On Tue, 2013-05-07 at 17:49 -0400, J. Bruce Fields wrote:
> On Mon, May 06, 2013 at 11:54:53AM -0400, Simo Sorce wrote:
> > On Mon, 2013-05-06 at 18:44 +0300, Dan Carpenter wrote:
> > > Hello Simo Sorce,
> > > 
> > > The patch 1d658336b05f: "SUNRPC: Add RPC based upcall mechanism for 
> > > RPCGSS auth" from May 25, 2012, leads to the following warning:
> > > "net/sunrpc/auth_gss/gss_rpc_xdr.c:30 gssx_check_pointer()

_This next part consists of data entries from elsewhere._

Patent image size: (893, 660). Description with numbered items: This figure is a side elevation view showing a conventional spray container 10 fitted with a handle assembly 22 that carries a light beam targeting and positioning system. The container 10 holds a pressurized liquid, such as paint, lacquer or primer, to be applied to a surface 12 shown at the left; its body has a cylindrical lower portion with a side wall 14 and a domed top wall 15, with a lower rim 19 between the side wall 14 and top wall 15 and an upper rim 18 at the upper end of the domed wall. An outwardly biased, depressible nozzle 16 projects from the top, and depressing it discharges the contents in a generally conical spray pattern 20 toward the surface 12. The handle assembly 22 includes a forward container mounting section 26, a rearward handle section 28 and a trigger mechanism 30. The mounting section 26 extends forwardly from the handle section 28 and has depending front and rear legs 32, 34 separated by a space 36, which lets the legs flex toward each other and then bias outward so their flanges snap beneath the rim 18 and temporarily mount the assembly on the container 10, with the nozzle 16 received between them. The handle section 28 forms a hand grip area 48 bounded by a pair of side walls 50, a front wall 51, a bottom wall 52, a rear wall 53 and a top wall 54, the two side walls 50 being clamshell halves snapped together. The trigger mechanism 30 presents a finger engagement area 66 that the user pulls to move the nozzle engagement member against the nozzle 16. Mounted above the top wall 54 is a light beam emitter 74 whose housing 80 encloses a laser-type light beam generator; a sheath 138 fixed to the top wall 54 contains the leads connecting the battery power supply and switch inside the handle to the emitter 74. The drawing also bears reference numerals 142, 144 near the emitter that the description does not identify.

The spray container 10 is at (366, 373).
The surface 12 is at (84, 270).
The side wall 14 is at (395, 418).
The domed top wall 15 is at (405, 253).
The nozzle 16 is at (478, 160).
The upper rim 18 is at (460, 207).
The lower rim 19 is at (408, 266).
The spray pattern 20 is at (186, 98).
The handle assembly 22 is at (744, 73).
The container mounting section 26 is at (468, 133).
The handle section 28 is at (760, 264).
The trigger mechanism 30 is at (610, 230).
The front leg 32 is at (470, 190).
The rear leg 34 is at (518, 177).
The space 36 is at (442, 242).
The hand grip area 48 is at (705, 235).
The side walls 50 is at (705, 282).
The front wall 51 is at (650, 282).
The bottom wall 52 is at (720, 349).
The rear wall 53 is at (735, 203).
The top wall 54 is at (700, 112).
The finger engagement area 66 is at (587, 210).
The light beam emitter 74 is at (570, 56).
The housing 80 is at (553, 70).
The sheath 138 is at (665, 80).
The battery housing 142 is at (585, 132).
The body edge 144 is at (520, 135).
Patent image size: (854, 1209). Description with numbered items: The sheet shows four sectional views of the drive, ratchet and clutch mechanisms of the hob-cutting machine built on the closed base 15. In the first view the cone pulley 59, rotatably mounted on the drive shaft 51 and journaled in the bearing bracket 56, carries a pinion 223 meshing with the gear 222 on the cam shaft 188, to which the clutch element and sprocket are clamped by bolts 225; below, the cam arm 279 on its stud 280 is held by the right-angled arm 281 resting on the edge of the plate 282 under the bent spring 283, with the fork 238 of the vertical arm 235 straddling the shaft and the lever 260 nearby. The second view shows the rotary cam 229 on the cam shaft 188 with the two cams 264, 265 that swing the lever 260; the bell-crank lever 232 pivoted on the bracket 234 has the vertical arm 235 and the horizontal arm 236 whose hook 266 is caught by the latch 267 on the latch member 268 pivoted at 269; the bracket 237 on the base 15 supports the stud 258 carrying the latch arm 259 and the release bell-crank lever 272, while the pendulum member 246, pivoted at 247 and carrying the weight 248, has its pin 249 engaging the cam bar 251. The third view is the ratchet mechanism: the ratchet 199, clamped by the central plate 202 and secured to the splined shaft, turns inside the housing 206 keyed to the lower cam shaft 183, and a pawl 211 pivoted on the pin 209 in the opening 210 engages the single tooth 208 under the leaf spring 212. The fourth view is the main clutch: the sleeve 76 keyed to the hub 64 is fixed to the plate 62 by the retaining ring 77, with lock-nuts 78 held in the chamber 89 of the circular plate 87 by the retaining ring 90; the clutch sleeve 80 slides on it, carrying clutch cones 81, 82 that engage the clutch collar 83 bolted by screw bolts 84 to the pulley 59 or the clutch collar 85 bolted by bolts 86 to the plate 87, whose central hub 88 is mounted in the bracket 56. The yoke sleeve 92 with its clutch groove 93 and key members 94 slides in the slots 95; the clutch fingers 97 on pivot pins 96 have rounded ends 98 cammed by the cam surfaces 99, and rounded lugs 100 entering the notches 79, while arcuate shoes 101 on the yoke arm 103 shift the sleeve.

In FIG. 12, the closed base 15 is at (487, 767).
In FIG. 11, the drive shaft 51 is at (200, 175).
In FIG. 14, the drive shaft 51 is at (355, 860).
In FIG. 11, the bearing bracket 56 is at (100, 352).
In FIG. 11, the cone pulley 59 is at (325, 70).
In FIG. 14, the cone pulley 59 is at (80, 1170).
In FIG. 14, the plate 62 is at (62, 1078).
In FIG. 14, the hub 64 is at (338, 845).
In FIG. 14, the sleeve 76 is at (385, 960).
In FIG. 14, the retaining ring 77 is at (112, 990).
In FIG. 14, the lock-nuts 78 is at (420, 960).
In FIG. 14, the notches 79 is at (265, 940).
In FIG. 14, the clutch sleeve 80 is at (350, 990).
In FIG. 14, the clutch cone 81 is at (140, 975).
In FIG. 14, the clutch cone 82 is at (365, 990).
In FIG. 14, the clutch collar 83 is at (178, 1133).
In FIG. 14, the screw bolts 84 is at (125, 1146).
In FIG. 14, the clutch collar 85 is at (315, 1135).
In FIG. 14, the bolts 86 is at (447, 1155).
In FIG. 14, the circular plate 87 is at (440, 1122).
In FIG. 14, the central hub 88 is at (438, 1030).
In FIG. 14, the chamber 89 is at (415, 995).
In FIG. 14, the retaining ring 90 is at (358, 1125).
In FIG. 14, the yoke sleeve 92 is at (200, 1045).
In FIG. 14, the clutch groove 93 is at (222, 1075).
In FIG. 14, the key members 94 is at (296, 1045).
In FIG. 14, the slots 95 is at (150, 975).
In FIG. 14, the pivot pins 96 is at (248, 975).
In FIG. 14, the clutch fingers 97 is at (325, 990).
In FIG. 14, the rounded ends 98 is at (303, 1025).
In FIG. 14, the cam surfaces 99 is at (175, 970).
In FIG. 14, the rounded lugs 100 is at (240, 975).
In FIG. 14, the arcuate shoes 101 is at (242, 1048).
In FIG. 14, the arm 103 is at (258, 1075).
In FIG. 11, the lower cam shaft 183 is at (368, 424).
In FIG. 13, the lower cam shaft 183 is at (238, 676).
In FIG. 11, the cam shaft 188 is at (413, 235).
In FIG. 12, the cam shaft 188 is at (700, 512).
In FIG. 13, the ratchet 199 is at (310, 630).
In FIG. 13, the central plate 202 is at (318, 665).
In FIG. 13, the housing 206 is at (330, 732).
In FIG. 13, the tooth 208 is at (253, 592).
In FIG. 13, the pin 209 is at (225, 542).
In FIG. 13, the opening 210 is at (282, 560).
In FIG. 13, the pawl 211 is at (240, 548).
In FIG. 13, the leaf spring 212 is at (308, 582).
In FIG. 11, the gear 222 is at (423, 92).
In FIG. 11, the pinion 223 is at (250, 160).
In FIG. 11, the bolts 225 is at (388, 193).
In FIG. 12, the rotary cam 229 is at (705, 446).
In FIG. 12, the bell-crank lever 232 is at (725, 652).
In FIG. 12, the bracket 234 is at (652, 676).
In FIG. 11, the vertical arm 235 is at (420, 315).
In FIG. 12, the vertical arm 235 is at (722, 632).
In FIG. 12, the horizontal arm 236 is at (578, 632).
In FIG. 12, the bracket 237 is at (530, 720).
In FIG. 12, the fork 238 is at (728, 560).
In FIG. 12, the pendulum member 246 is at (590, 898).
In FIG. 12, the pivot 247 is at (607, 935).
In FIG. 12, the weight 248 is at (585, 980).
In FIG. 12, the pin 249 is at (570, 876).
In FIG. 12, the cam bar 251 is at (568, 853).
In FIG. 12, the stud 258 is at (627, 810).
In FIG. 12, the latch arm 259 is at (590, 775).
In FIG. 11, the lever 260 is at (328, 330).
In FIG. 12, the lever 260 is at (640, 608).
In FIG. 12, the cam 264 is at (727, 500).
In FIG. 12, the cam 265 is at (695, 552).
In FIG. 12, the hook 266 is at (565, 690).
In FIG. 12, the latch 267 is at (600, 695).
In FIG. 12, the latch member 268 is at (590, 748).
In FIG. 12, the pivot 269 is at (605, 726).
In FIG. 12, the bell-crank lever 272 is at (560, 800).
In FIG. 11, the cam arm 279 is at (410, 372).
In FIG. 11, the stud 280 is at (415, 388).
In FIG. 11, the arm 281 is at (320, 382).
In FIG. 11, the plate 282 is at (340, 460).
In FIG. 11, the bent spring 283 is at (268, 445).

> > > 	 warn: signedness bug returning '(-28)'"
> > > 
> > > net/sunrpc/auth_gss/gss_rpc_xdr.c
> > >     24  static bool gssx_check_pointer(struct xdr_stream *xdr)
> > >     25  {
> > >     26          __be32 *p;
> > >     27  
> > >     28          p = xdr_reserve_space(xdr, 4);
> > >     29          if (unlikely(p == NULL))

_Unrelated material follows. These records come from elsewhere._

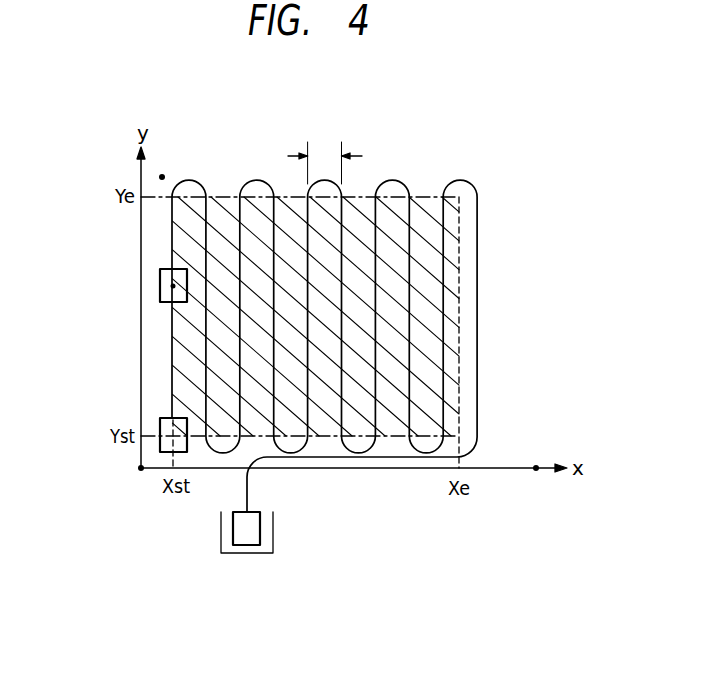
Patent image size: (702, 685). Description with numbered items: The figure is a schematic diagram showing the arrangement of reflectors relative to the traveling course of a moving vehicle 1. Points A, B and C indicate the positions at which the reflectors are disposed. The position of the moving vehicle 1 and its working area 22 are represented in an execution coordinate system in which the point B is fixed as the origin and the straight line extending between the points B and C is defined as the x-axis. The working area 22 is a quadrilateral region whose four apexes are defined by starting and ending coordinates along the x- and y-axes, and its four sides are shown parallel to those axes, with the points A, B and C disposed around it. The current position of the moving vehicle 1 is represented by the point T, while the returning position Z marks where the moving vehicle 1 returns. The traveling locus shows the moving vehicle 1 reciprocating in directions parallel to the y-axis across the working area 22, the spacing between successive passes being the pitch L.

The moving vehicle 1 is at (187, 446).
The working area 22 is at (347, 190).
The point A is at (162, 177).
The point B is at (131, 490).
The point C is at (536, 470).
The current position T is at (172, 286).
The returning position Z is at (262, 551).
The pitch L is at (325, 163).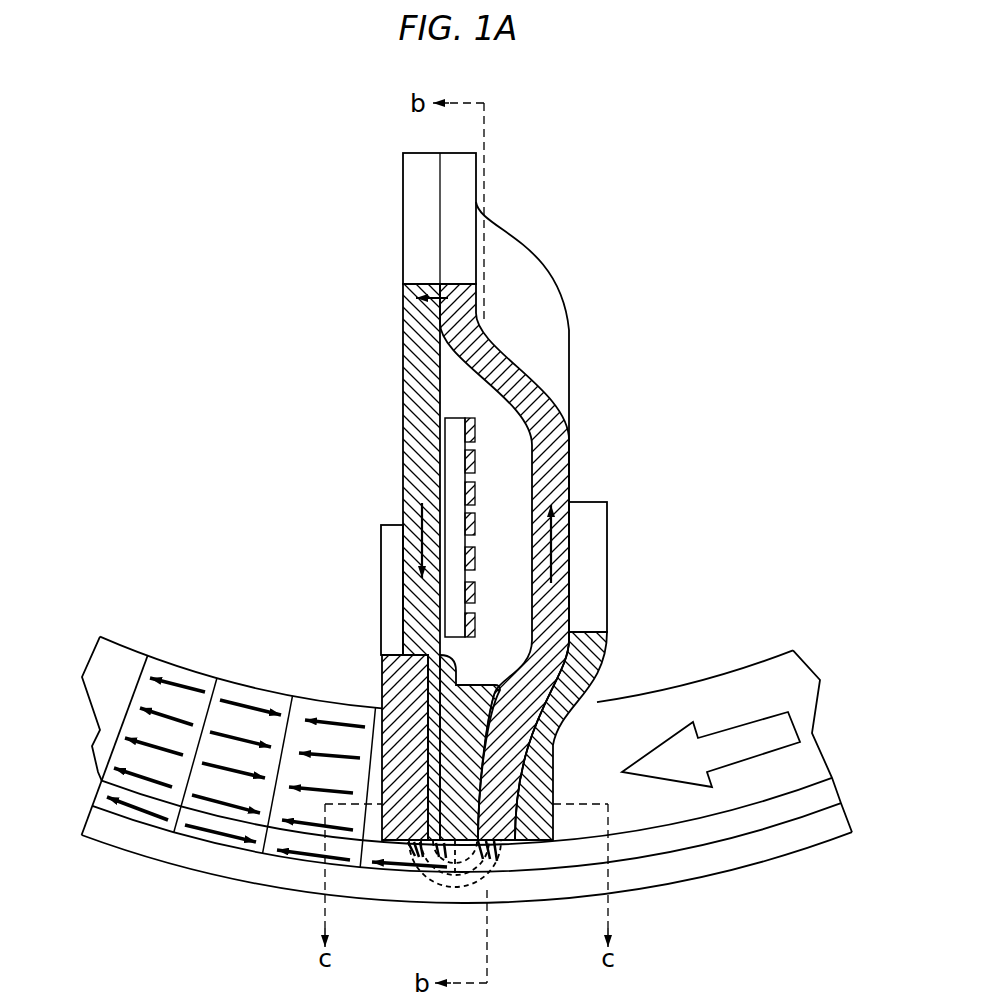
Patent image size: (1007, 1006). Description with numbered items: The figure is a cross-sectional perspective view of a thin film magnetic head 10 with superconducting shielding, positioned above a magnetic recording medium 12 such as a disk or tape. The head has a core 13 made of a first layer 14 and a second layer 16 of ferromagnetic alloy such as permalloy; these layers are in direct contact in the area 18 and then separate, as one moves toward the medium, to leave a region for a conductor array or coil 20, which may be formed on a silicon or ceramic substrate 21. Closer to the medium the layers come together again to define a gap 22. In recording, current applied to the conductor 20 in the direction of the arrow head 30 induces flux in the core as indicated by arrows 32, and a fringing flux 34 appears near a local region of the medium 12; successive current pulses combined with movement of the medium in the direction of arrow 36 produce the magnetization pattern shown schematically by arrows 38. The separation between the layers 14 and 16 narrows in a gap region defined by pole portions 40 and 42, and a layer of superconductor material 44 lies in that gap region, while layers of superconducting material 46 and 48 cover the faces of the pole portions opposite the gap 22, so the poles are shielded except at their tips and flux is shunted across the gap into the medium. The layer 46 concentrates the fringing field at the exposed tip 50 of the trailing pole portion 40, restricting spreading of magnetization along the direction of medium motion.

The thin film magnetic head 10 is at (512, 236).
The magnetic recording medium 12 is at (783, 860).
The core 13 is at (412, 207).
The first layer of ferromagnetic alloy 14 is at (403, 415).
The second layer of ferromagnetic alloy 16 is at (553, 415).
The contact area 18 is at (446, 316).
The conductor array or coil 20 is at (476, 489).
The substrate 21 is at (452, 481).
The gap 22 is at (486, 868).
The arrow head 30 is at (520, 468).
The arrows 32 is at (401, 540).
The fringing flux 34 is at (455, 906).
The arrow 36 is at (753, 736).
The arrows 38 is at (147, 813).
The pole portion 40 is at (438, 868).
The pole portion 42 is at (497, 822).
The layer of superconductor material 44 is at (463, 800).
The layer of superconducting material 46 is at (372, 828).
The layer of superconducting material 48 is at (538, 810).
The exposed tip 50 is at (417, 862).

> > >     30                  return -ENOSPC;
> > >                                ^^^^^^^
> > > This is casted implicitly to "true".  Functions named "check" are a bad
> > > idea anyways because it's not clear what the return value will be.  It's
> > > better to use "gssx_pointer_ok()" or "valid" where obviously true means
> > > that the pointer is ok.
> > > 
> > >     31          return *p?true:false;
> > > 
> > > We just reserved "*p" so doesn't this point to uninitialized data?  It
> > > points to a __be32.  So we're not really checking a pointer we're
> > > checking that __be32 is non-zero.
> > > 
> > >     32  }
> > > 
> > > regards,
> > > dan carpenter
> > 
> > Dan,
> > thanks a lot for pointing this one out.
> 
> Yes, thanks!
> 
> > Bruce,
> > we should fix it in 3.10 if we can make it.
> 
> Agreed.  Probably the following attempt to decode will fail with an
> -ENOSPC anyway, but this is ugly at least.
> 
> > probably easiest way is to kill lines 29/30 and do:
> > return (p && *p) ? true : false;
> > 
> > It would be also ok to change the name to gssx_pointer_is_valid() I
> > guess.
> 
> It still seems a little yuch to lump a decoding failure with a succesful
> decode of a particular value....
> 
> How about just killing gssx_check_pointer, as follows.  Admittedly it's
> a bit verbose, but it's straightforward.  Any objections?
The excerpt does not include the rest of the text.